No sorprende, pero sí indigna y lastima en extremo confirmar que el responsable efectivamente fue el Estado.

La brutalidad de lo que le ocurrió a un grupo de jóvenes estudiantes de la Escuela Normal Isidro Burgos de Ayotzinapa, Guerrero, entre el 26 y 27 de septiembre de 2014 en la ciudad de Iguala y sus alrededores, es el trágico broche de infamia, de corrupción, de degradación política y moral extrema de un régimen nacido de un movimiento popular, originalmente de contenido antidictatorial, antioligárquico y antiimperialista, arquitecto de la consolidación del Estado nacional mexicano y guiado por visiones de justicia social.

Lo que se inició en 1910 como un espectacular esfuerzo popular por echar abajo al sistema oligárquico del Porfiriato y que pronto se transformó en una revolución que por diversos caminos hizo esfuerzos por dotar de contenido a esa utopía imaginada por Morelos en sus “Sentimientos de la Nación”, hoy concluye como el vergonzoso derrumbe de un sistema que desde hace tiempo se volvió distopía, centrado en complicidades para sostener un aparato institucional dedicado a extraer recursos de la sociedad en beneficio de una minoría inclinada al abuso y al robo. La “noche de Iguala” es parte, pero sólo parte, del lento cierre de un ciclo de nuestra historia política y social.

El 18 de agosto, Alejandro Encinas, subsecretario de Gobernación, finalmente desveló las grandes líneas de la trama que llevó a que el crimen organizado en Guerrero decidiera cubrir una amplia red de narcotráfico desapareciendo -asesinando a sangre fría- a 43 jóvenes normalistas originarios de una de las regiones más empobrecidas del país. Y para tamaña operación contó sin problemas con la complicidad de estructuras del gobierno desde la base hasta la cúpula.

Lo que desde las manifestaciones de protesta callejeras se gritó en ese 2014, y que las autoridades de entonces negaron, finalmente se ha probado cierto: “fue el Estado”, es decir, la brutal “noche de Iguala” fue un “crimen de Estado”. Y así, lo que en 1910 se inició como una hazaña épica pronto se malogró y desembocó sórdidas tramas criminal como la “noche de Iguala” que tiene como actores a elementos de la estructura política, desde las fuerzas de seguridad a las de procuración de justicia y a responsables de la gobernabilidad del país.
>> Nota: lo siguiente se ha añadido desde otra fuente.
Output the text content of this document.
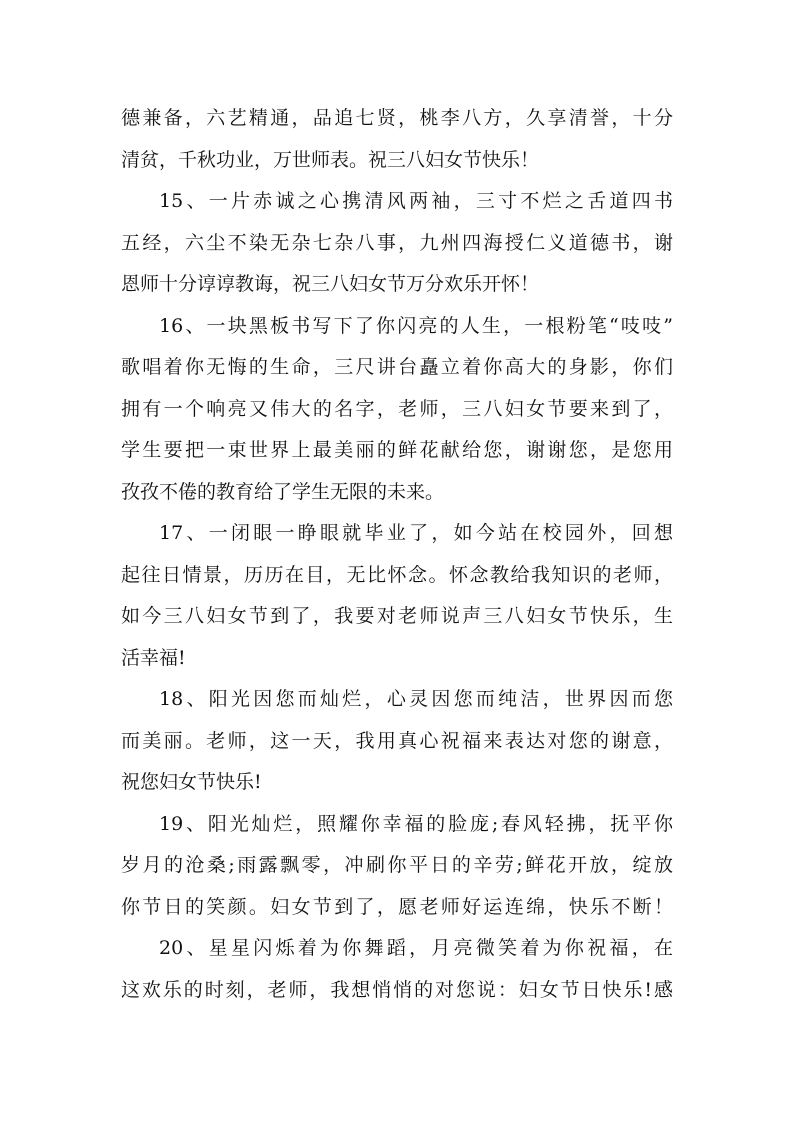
德兼备，六艺精通，品追七贤，桃李八方，久享清誉，十分
清贫，千秋功业，万世师表。祝三八妇女节快乐！
15、一片赤诚之心携清风两袖，三寸不烂之舌道四书
五经，六尘不染无杂七杂八事，九州四海授仁义道德书，谢
恩师十分谆谆教诲，祝三八妇女节万分欢乐开怀！
16、一块黑板书写下了你闪亮的人生，一根粉笔“吱吱”
歌唱着你无悔的生命，三尺讲台矗立着你高大的身影，你们
拥有一个响亮又伟大的名字，老师，三八妇女节要来到了，
学生要把一束世界上最美丽的鲜花献给您，谢谢您，是您用
孜孜不倦的教育给了学生无限的未来。
17、一闭眼一睁眼就毕业了，如今站在校园外，回想
起往日情景，历历在目，无比怀念。怀念教给我知识的老师，
如今三八妇女节到了，我要对老师说声三八妇女节快乐，生
活幸福!
18、阳光因您而灿烂，心灵因您而纯洁，世界因而您
而美丽。老师，这一天，我用真心祝福来表达对您的谢意，
祝您妇女节快乐!
19、阳光灿烂，照耀你幸福的脸庞;春风轻拂，抚平你
岁月的沧桑;雨露飘零，冲刷你平日的辛劳;鲜花开放，绽放
你节日的笑颜。妇女节到了，愿老师好运连绵，快乐不断！
20、星星闪烁着为你舞蹈，月亮微笑着为你祝福，在
这欢乐的时刻，老师，我想悄悄的对您说：妇女节日快乐!感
La investigación efectiva del crimen de septiembre de 2014 debió primero romper los velos de la llamada “verdad histórica” del gobierno de Peña Nieto para luego reconstruir lo que efectivamente sucedió. Finalmente hoy está arrojando resultados a la altura de lo demandado. Ahora bien, esos resultados aún “preliminares” llevan aparejada la responsabilidad de no guardar más secretos por “razón de Estado”. Deben deslindarse las responsabilidades de todos los participantes en el crimen y seguir con el desmantelamiento de las muchas partes podridas heredadas del antiguo régimen.

Si la investigación del asesinato en México en 1985 de un agente norteamericano de la DEA llevó a la desaparición de la Dirección Federal de Seguridad, hoy la red de complicidades que desembocó en la desaparición de los 43 normalistas y su posterior encubrimiento requiere, para recuperar la legitimidad institucional, investigar la responsabilidad de personajes y estructuras que surgieron de la larga pudrición del viejo régimen.

Del crimen de Iguala puede y debe surgir algo positivo: la regeneración de piezas clave del aparato gubernamental —mandos de las fuerzas armadas, los servicios de inteligencia, las fiscalías, las policías— y debe también hacer efectiva la rendición de cuentas de la persona al frente responsable del mal ejercicio del poder público en esa coyuntura: Enrique Peña Nieto.